After a late start, Postal Service scrambles to deliver 2000 fixes

The Postal Service’s motto says that neither snow, nor rain, nor heat, nor
gloom of night will keep mail carriers from their appointed rounds. The motto, however,
says nothing about date code failures.

The service has few options should its systems fail Jan. 1, said Norman E. Lorentz, the
Postal Service’s senior vice president and chief technology officer, at a House
hearing last month.

As of early this month, the service was finishing its master 2000 plan. Lorentz
initially had promised House lawmakers that USPS would finish the plan by Feb. 26. But a
House staff member said the service deadline for submitting the plan to Congress had
slipped to March 12.

Lorentz had to defend the Postal Service’s readiness at a hearing of the House
Science Subcommittee on Technology and the House Government Reform subcommittees on Postal
Service and on Government Management, Information and Technology.

The service has a “reasonable level of assurance” that it will be able to
deliver the mail after the new year, he said. “I cannot promise that there will be no
problems. But we remain confident that with the continued hard work of everyone involved,
we will achieve our goals of delivering the mail, protecting our employees and protecting
our finances,” Lorentz said.

Rep. Steve Horn (R-Calif.), chairman of the Government Management, Information and
Technology Subcommittee and co-chairman of the House Y2K Task Force, said it was late for
the service to be finalizing a master plan.

“You are making progress but still have a long way to go in a short period,”
Horn said. “This is a management problem. If it’s just a bunch of techies
running loose, that’s your problem.”

Horn and Rep. Constance Morella (R-Md.), co-chairwoman of the Y2K Task Force, said they
are concerned about the service’s ability to maintain operations because so many
agencies’ year 2000 contingency plans call for using postal mail if government
systems fail. The concern arises, the lawmakers said, because USPS relies on highly
automated mail-processing systems to handle 198 billion pieces of mail a year.

If the service’s systems crash, lawmakers asked, could USPS revert to manual
sorting, and how would that affect other agencies’ contingency plans? For example,
the Social Security Administration, which has finished its date code work, has set a plan
to use postal mail to send checks to recipients if electronic benefits transfer systems

Lorentz said USPS would not fail the government but acknowledged that the service had
underestimated the complexity of its year 2000 problem.

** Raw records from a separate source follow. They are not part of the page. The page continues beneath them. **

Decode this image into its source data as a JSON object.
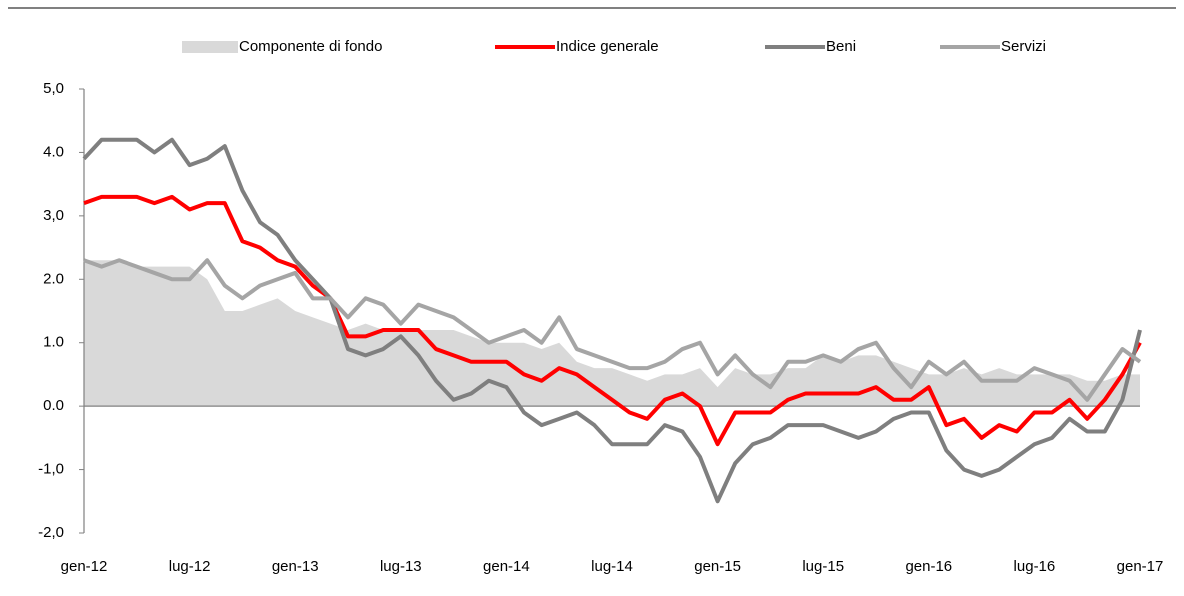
{
  "chart_data": {
    "type": "line",
    "categories": [
      "gen-12",
      null,
      null,
      null,
      null,
      null,
      "lug-12",
      null,
      null,
      null,
      null,
      null,
      "gen-13",
      null,
      null,
      null,
      null,
      null,
      "lug-13",
      null,
      null,
      null,
      null,
      null,
      "gen-14",
      null,
      null,
      null,
      null,
      null,
      "lug-14",
      null,
      null,
      null,
      null,
      null,
      "gen-15",
      null,
      null,
      null,
      null,
      null,
      "lug-15",
      null,
      null,
      null,
      null,
      null,
      "gen-16",
      null,
      null,
      null,
      null,
      null,
      "lug-16",
      null,
      null,
      null,
      null,
      null,
      "gen-17"
    ],
    "series": [
      {
        "name": "Componente di fondo",
        "type": "area",
        "color": "#d9d9d9",
        "values": [
          2.3,
          2.3,
          2.3,
          2.2,
          2.2,
          2.2,
          2.2,
          2.0,
          1.5,
          1.5,
          1.6,
          1.7,
          1.5,
          1.4,
          1.3,
          1.2,
          1.3,
          1.2,
          1.2,
          1.2,
          1.2,
          1.2,
          1.1,
          1.0,
          1.0,
          1.0,
          0.9,
          1.0,
          0.7,
          0.6,
          0.6,
          0.5,
          0.4,
          0.5,
          0.5,
          0.6,
          0.3,
          0.6,
          0.5,
          0.5,
          0.6,
          0.6,
          0.8,
          0.7,
          0.8,
          0.8,
          0.7,
          0.6,
          0.5,
          0.5,
          0.6,
          0.5,
          0.6,
          0.5,
          0.5,
          0.5,
          0.5,
          0.4,
          0.4,
          0.5,
          0.5
        ]
      },
      {
        "name": "Indice generale",
        "type": "line",
        "color": "#ff0000",
        "values": [
          3.2,
          3.3,
          3.3,
          3.3,
          3.2,
          3.3,
          3.1,
          3.2,
          3.2,
          2.6,
          2.5,
          2.3,
          2.2,
          1.9,
          1.7,
          1.1,
          1.1,
          1.2,
          1.2,
          1.2,
          0.9,
          0.8,
          0.7,
          0.7,
          0.7,
          0.5,
          0.4,
          0.6,
          0.5,
          0.3,
          0.1,
          -0.1,
          -0.2,
          0.1,
          0.2,
          0.0,
          -0.6,
          -0.1,
          -0.1,
          -0.1,
          0.1,
          0.2,
          0.2,
          0.2,
          0.2,
          0.3,
          0.1,
          0.1,
          0.3,
          -0.3,
          -0.2,
          -0.5,
          -0.3,
          -0.4,
          -0.1,
          -0.1,
          0.1,
          -0.2,
          0.1,
          0.5,
          1.0
        ]
      },
      {
        "name": "Beni",
        "type": "line",
        "color": "#7f7f7f",
        "values": [
          3.9,
          4.2,
          4.2,
          4.2,
          4.0,
          4.2,
          3.8,
          3.9,
          4.1,
          3.4,
          2.9,
          2.7,
          2.3,
          2.0,
          1.7,
          0.9,
          0.8,
          0.9,
          1.1,
          0.8,
          0.4,
          0.1,
          0.2,
          0.4,
          0.3,
          -0.1,
          -0.3,
          -0.2,
          -0.1,
          -0.3,
          -0.6,
          -0.6,
          -0.6,
          -0.3,
          -0.4,
          -0.8,
          -1.5,
          -0.9,
          -0.6,
          -0.5,
          -0.3,
          -0.3,
          -0.3,
          -0.4,
          -0.5,
          -0.4,
          -0.2,
          -0.1,
          -0.1,
          -0.7,
          -1.0,
          -1.1,
          -1.0,
          -0.8,
          -0.6,
          -0.5,
          -0.2,
          -0.4,
          -0.4,
          0.1,
          1.2
        ]
      },
      {
        "name": "Servizi",
        "type": "line",
        "color": "#a5a5a5",
        "values": [
          2.3,
          2.2,
          2.3,
          2.2,
          2.1,
          2.0,
          2.0,
          2.3,
          1.9,
          1.7,
          1.9,
          2.0,
          2.1,
          1.7,
          1.7,
          1.4,
          1.7,
          1.6,
          1.3,
          1.6,
          1.5,
          1.4,
          1.2,
          1.0,
          1.1,
          1.2,
          1.0,
          1.4,
          0.9,
          0.8,
          0.7,
          0.6,
          0.6,
          0.7,
          0.9,
          1.0,
          0.5,
          0.8,
          0.5,
          0.3,
          0.7,
          0.7,
          0.8,
          0.7,
          0.9,
          1.0,
          0.6,
          0.3,
          0.7,
          0.5,
          0.7,
          0.4,
          0.4,
          0.4,
          0.6,
          0.5,
          0.4,
          0.1,
          0.5,
          0.9,
          0.7
        ]
      }
    ],
    "ylim": [
      -2,
      5
    ],
    "yticks": [
      {
        "value": 5,
        "label": "5,0"
      },
      {
        "value": 4,
        "label": "4.0"
      },
      {
        "value": 3,
        "label": "3,0"
      },
      {
        "value": 2,
        "label": "2.0"
      },
      {
        "value": 1,
        "label": "1.0"
      },
      {
        "value": 0,
        "label": "0.0"
      },
      {
        "value": -1,
        "label": "-1,0"
      },
      {
        "value": -2,
        "label": "-2,0"
      }
    ],
    "legend": "top"
  }
}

Postal Service inspector general Karla W. Corcoran said the service is behind schedule
because initially only the Information Systems Department at Postal Service headquarters
was working on the problem.

The department has changed strategies and now has officials from across the agency
working on the effort, Lorentz said. “Are the plans we have in place perfect? No. But
we’re confident we’re headed in the right direction,” he said.

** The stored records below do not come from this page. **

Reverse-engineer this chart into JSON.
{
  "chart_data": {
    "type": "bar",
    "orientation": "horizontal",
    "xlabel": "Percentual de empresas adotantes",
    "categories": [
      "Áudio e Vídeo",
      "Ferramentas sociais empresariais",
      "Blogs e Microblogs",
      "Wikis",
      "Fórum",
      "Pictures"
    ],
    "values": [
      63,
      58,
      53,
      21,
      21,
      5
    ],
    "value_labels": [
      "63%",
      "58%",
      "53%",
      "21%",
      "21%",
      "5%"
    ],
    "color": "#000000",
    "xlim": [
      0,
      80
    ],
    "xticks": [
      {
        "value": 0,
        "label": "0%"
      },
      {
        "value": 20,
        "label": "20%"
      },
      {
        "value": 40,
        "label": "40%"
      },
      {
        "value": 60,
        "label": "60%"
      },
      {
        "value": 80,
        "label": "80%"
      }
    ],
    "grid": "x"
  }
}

Both General Accounting Office officials and the IG said that because of its late start
the Postal Service faces serious obstacles in ensuring that its systems will be ready.

“The service has been working hard to address its year 2000 problem and has
recently revamped its management approach that, if successfully implemented, can provide
significant support and oversight to its year 2000 efforts,” said Jack L. Brock Jr.,
director of governmentwide and Defense information systems for GAO’s Accounting and
Information Management Division.

The Postal Service will not meet the Office of Management and Budget’s March 31
readiness deadline. Lorentz said 123 of its 152 mission-critical systems are ready and all
but three systems will be fixed by June 30. He said USPS will spend $607 million on fixing
its systems.

One of the most significant hurdles USPS faces is its dependence on outside services to
deliver mail, Lorentz said. “We rely on commercial air and surface transportation to
move mail locally and across the country. We also power our facilities from the same
utilities as our customers. As you can see, some of the key elements that are necessary to
support a national postal system are not within our direct control,” Lorentz said.

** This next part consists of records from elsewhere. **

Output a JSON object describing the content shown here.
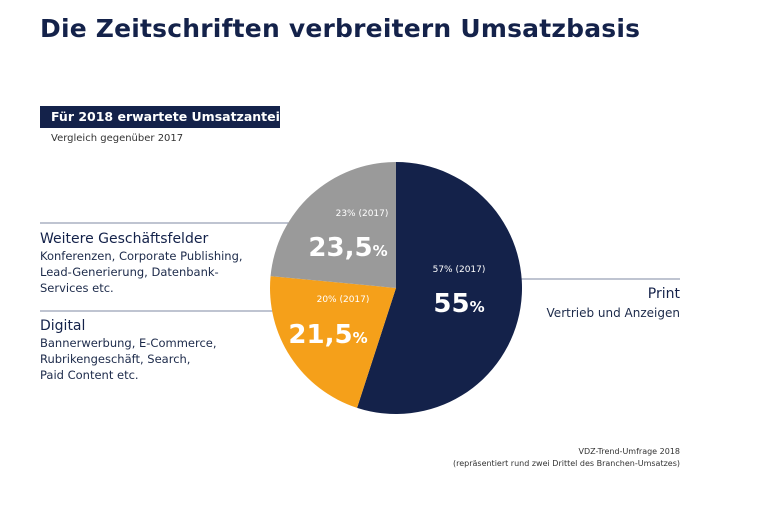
{
  "title": "Die Zeitschriften verbreitern Umsatzbasis",
  "banner": "Für 2018 erwartete Umsatzanteile",
  "subtitle": "Vergleich gegenüber 2017",
  "colors": {
    "print": "#14224a",
    "weitere": "#9a9a9a",
    "digital": "#f5a01a",
    "lines": "#7f8aa3"
  },
  "labels": {
    "weitere": {
      "name": "Weitere Geschäftsfelder",
      "desc": [
        "Konferenzen, Corporate Publishing,",
        "Lead-Generierung, Datenbank-",
        "Services etc."
      ]
    },
    "digital": {
      "name": "Digital",
      "desc": [
        "Bannerwerbung, E-Commerce,",
        "Rubrikengeschäft, Search,",
        "Paid Content etc."
      ]
    },
    "print": {
      "name": "Print",
      "desc": "Vertrieb und Anzeigen"
    }
  },
  "source": {
    "line1": "VDZ-Trend-Umfrage 2018",
    "line2": "(repräsentiert rund zwei Drittel des Branchen-Umsatzes)"
  },
  "chart_data": {
    "type": "pie",
    "title": "Für 2018 erwartete Umsatzanteile",
    "subtitle": "Vergleich gegenüber 2017",
    "slices": [
      {
        "key": "print",
        "name": "Print",
        "value": 55,
        "value_label": "55",
        "prev_label": "57% (2017)",
        "color": "#14224a"
      },
      {
        "key": "digital",
        "name": "Digital",
        "value": 21.5,
        "value_label": "21,5",
        "prev_label": "20% (2017)",
        "color": "#f5a01a"
      },
      {
        "key": "weitere",
        "name": "Weitere Geschäftsfelder",
        "value": 23.5,
        "value_label": "23,5",
        "prev_label": "23% (2017)",
        "color": "#9a9a9a"
      }
    ],
    "unit": "%"
  }
}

Richard D. Weirich, the service’s vice president for information systems, said
USPS has had problems getting information from its approximately 8,000 contractors.

The Postal Service is working out agreements to ensure the 5,700 systems with
which USPS exchanges data will be ready Jan. 1. There are still 1,400 data exchange points
for which plans still must be set, USPS officials said.

Corcoran stressed that most of the problem issues are within management’s purview
and said her office has recommended ways for the service to deal with problems such as the
exchange points. She said a big problem is that the service does not have a consistent way
of reporting its year 2000 status. The information given to senior managers is not always
complete, consistent or clear, Corcoran said.

The Postal Service is developing workaround scenarios, Lorentz said. He added that the
service also will use a recovery management process that will provide a structured way for
reporting problems and implementing emergency plans, he said.